So today, I have a teenager off school on a five day suspension. Why is he suspended, you may ask? Oh, nothing really. He just made a "Hit List" and passed it around the bus so other kids could add the names of people they don't like to the one's my kid already had on there.
He is lucky to have only been suspended for five days. It could have been much worse; police called, expelled, suspended for the rest of the year. The reason it wasn't worse is that his principal knows what I know: that this kid would not hurt anyone, but like most immature 13 year olds, he likes to act tough. Yes, the principal has to figure out who the other kids were who added names and deal with them too.

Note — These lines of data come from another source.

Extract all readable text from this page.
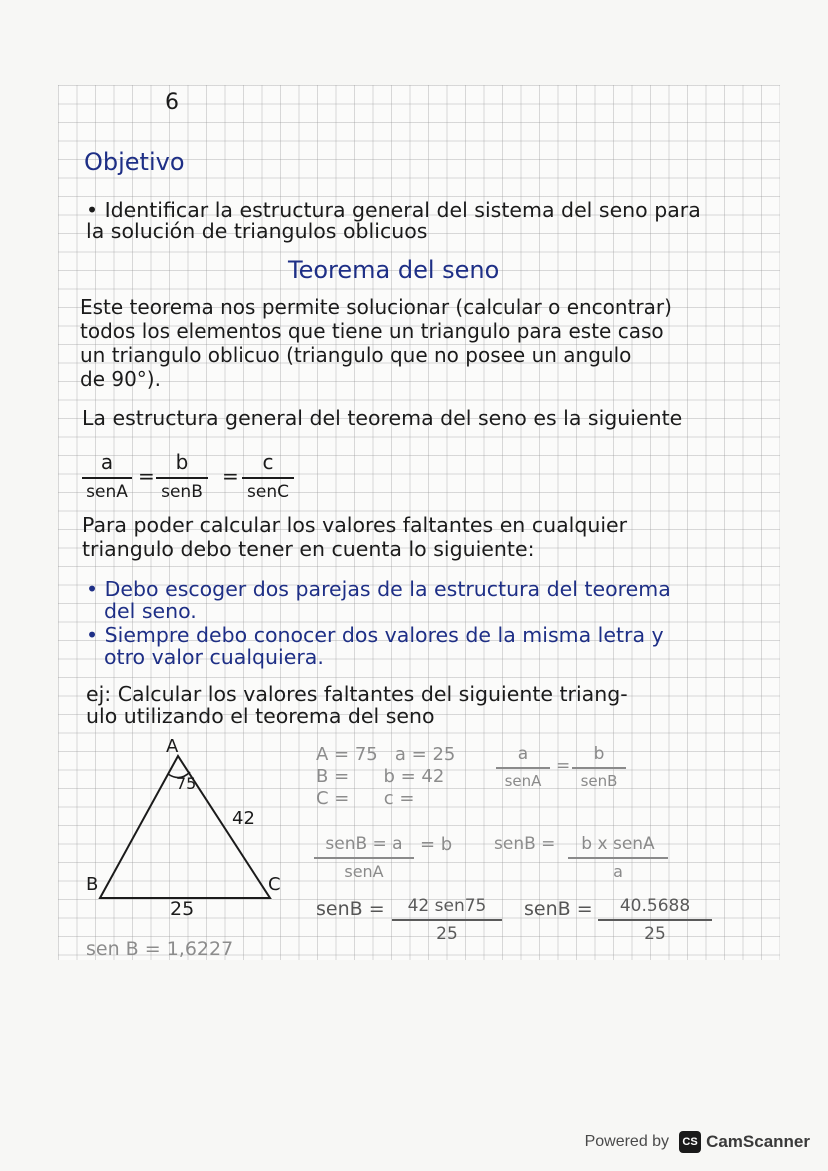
6
Objetivo
• Identificar la estructura general del sistema del seno para
la solución de triangulos oblicuos
Teorema del seno
Este teorema nos permite solucionar (calcular o encontrar)
todos los elementos que tiene un triangulo para este caso
un triangulo oblicuo (triangulo que no posee un angulo
de 90°).
La estructura general del teorema del seno es la siguiente
a
senA
=
b
senB
=
c
senC
Para poder calcular los valores faltantes en cualquier
triangulo debo tener en cuenta lo siguiente:
• Debo escoger dos parejas de la estructura del teorema
del seno.
• Siempre debo conocer dos valores de la misma letra y
otro valor cualquiera.
ej: Calcular los valores faltantes del siguiente triang-
ulo utilizando el teorema del seno
A
B	C
75
42
25
A = 75   a = 25
B =      b = 42
C =      c =
a
senA
=
b
senB
senB = a
senA
= b senB =	b x senA
a
senB =	42 sen75
25
senB = $\frac{40.5688}{25}$
sen B = 1,6227
Powered by	CS CamScanner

Of course, back in my day (here is where I sound old), it was nothing for kids to make a list and title it "Kids I don't like" and add names. Which is essentially what this kid did. But when you call it a "Hit List" in the wake of an era of school shootings, it becomes a whole 'nother ball game. The school has to act. They have no choice. Even though I believe that 9 times of out 10 something along these lines means nothing more than a kid shooting off their mouth on a piece of paper. But for the possibility of that 10th time, every time has to be taken seriously. The world is so different from when I grew up. When I grew up, the teachers still had power to discipline, but now we have taken all that away but still expect the schools to maintain control.

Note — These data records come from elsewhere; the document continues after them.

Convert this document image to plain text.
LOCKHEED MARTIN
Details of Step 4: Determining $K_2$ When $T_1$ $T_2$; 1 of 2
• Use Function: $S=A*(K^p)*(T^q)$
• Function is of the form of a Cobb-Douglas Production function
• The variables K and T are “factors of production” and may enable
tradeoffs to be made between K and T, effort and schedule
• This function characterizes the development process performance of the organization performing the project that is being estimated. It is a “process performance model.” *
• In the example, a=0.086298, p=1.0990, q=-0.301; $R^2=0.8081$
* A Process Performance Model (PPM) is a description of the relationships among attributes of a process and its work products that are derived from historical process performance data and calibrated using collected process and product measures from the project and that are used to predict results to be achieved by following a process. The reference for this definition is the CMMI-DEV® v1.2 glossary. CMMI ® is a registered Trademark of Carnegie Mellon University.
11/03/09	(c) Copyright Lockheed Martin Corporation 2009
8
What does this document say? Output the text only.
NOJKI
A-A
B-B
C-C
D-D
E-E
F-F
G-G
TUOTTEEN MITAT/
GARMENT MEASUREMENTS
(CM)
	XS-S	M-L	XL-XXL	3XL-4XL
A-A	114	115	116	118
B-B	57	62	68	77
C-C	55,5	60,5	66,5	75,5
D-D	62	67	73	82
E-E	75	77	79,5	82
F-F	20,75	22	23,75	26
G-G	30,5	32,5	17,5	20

No, not everyone will agree with that statement, but I do. Healthy fear of authority is not a bad thing and look at the stunts kids are pulling today. School shootings were unheard of when I was a kid, though we still had kids and we still had guns. We also had discipline. In school. And at home. Now parents are working twice as much and kids are expected to raise themselves because we don't want the teachers doing it. Fine mess we've gotten ourselves into.
Anyway, the teenager is here at work with me, reading 1st Corinthians 13 (Thanks, Margaret! Great idea!) writing what it means to him and how a "Hit List" does not comply with those teachings. He will also be writing his principle a thank you note and then if he still has time, he'll be writing about the kids he put on his list, what they do to make him angry and how he can better handle it in the future. This afternoon we pick up homework, so he will have that to do next week. At home, he'll be picking up several extra chores to keep him busy for the remainder of the day.
I want him to wish he was at school.
He knows he did a stupid thing. He gets it. I just don't want him to ever forget it.